Mercedes Lackey has written an infinite number of novels – by which I mean I know I will never be able to read them all. (Seriously, look at that bibliography…) Taking this one as an example, it is part of a trilogy taking place in a dystopian world full of storybook creatures and built upon centuries of fantasy cliches. However, it justifies the use of many of the tropes through clever loopholes in its own world-building. I will list some pluses and minuses.
Pluses: an easy read or listen.
Lackey does not seem any worse or any better at writing than Ann Leckie. The suspiciously similar last name notwithstanding, I was more engaged by Hunter than I was by Ancillary Justice. Whereas Lackey writes prolifically, Leckie seems to scoop up all the awards and acclaim. I prefer an industrious writer working from the shadows.
I was surprised by the dark tone, the violent action sequences and the fast pacing.
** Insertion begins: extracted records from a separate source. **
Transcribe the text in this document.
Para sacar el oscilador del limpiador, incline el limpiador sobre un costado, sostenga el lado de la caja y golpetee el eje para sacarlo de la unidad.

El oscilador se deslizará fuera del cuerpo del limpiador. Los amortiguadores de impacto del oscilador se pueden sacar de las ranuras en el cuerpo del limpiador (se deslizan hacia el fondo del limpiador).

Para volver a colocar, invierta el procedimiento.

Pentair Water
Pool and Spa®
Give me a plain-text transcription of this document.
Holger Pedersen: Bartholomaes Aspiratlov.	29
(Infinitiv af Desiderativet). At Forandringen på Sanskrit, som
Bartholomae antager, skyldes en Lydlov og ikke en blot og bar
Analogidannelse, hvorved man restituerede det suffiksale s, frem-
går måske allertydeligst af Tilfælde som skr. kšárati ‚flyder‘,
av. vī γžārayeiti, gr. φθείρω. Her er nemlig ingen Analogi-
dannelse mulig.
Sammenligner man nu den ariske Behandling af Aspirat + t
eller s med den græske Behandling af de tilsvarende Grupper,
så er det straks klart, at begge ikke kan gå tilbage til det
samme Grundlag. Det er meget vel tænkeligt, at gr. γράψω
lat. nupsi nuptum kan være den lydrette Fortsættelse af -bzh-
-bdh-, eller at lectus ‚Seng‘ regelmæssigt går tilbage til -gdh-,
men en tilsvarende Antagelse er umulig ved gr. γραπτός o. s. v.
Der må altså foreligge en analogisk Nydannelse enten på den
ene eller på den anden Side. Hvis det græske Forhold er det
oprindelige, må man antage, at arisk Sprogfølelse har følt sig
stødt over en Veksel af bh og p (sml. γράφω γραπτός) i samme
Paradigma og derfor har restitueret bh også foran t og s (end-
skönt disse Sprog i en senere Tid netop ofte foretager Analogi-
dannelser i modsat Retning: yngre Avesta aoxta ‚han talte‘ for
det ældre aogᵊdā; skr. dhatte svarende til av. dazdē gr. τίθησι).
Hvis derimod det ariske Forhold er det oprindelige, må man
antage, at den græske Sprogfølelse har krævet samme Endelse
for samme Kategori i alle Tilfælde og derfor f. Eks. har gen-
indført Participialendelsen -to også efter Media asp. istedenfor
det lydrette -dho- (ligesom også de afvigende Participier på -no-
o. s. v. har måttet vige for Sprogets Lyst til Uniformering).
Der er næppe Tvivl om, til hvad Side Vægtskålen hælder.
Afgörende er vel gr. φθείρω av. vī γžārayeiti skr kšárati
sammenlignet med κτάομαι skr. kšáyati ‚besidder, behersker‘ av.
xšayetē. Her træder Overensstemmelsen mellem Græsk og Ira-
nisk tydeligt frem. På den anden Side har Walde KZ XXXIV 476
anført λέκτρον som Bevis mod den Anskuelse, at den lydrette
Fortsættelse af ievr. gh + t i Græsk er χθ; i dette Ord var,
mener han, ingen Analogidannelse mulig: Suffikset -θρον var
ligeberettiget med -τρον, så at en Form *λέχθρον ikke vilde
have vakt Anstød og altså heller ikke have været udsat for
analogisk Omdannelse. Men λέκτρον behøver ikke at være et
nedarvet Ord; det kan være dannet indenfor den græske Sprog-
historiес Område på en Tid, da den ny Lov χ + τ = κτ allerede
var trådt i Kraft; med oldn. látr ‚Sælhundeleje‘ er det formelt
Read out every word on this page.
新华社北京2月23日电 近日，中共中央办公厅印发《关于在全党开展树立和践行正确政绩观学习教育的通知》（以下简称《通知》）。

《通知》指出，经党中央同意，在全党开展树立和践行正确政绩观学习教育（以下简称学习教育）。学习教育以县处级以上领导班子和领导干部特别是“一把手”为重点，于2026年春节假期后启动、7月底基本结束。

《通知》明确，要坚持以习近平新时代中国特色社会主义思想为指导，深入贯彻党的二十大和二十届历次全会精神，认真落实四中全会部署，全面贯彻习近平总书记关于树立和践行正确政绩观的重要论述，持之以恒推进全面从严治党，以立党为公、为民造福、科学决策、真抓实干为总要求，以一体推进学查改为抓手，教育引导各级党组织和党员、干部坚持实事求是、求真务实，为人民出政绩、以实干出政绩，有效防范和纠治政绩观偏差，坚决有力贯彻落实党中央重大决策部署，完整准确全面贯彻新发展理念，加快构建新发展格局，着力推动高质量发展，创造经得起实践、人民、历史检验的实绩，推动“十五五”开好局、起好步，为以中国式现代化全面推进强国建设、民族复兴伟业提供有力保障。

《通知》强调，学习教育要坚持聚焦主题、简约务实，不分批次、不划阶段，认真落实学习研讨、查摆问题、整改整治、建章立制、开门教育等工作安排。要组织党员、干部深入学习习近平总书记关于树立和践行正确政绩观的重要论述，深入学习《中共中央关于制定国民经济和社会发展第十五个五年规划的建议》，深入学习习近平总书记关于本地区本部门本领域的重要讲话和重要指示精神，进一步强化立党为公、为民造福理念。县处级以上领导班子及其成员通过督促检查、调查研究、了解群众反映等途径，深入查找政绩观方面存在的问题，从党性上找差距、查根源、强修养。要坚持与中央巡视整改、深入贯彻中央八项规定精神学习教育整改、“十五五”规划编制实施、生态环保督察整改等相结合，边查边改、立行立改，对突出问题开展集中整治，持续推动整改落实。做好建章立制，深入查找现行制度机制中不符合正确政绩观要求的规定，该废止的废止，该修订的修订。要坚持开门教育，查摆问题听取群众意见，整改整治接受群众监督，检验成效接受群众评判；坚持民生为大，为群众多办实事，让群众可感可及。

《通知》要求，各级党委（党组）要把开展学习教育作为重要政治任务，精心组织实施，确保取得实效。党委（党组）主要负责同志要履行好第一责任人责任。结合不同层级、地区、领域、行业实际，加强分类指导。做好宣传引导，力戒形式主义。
Strong suspension of disbelief is required. Humorous bloodthirsty gnome-like monstrosities and other nightmarish hoards.
The world-building actually does its job.
Functional post-apocalypse where conflict is essentially guaranteed for eternity. (I used this same approach for my serialized novel.)
Cardboard side characters.
Unlikeable 1st person heroine. Seriously, the biggest let-down is that main character. What if she had been similar to Poul Anderson’s main character from Broken Sword? It would have been a much more enjoyable read.
World-building shortcuts. Heavy reliance on cliches. Clashing tones.
Anti-religious themes that don’t seem to add anything to the plot.
The magic system could’ve been more interesting. I don’t require plausible explanations, but advanced tech + super powers without any literary invention is tough to swallow.
I actually feel like listening to the sequel’s audiobook. Despite my reservations, it was still competent. I have been a lot less enthusiastic about certain Niven, Sheckley, Heinlein, Anderson, and Silverberg disgraces.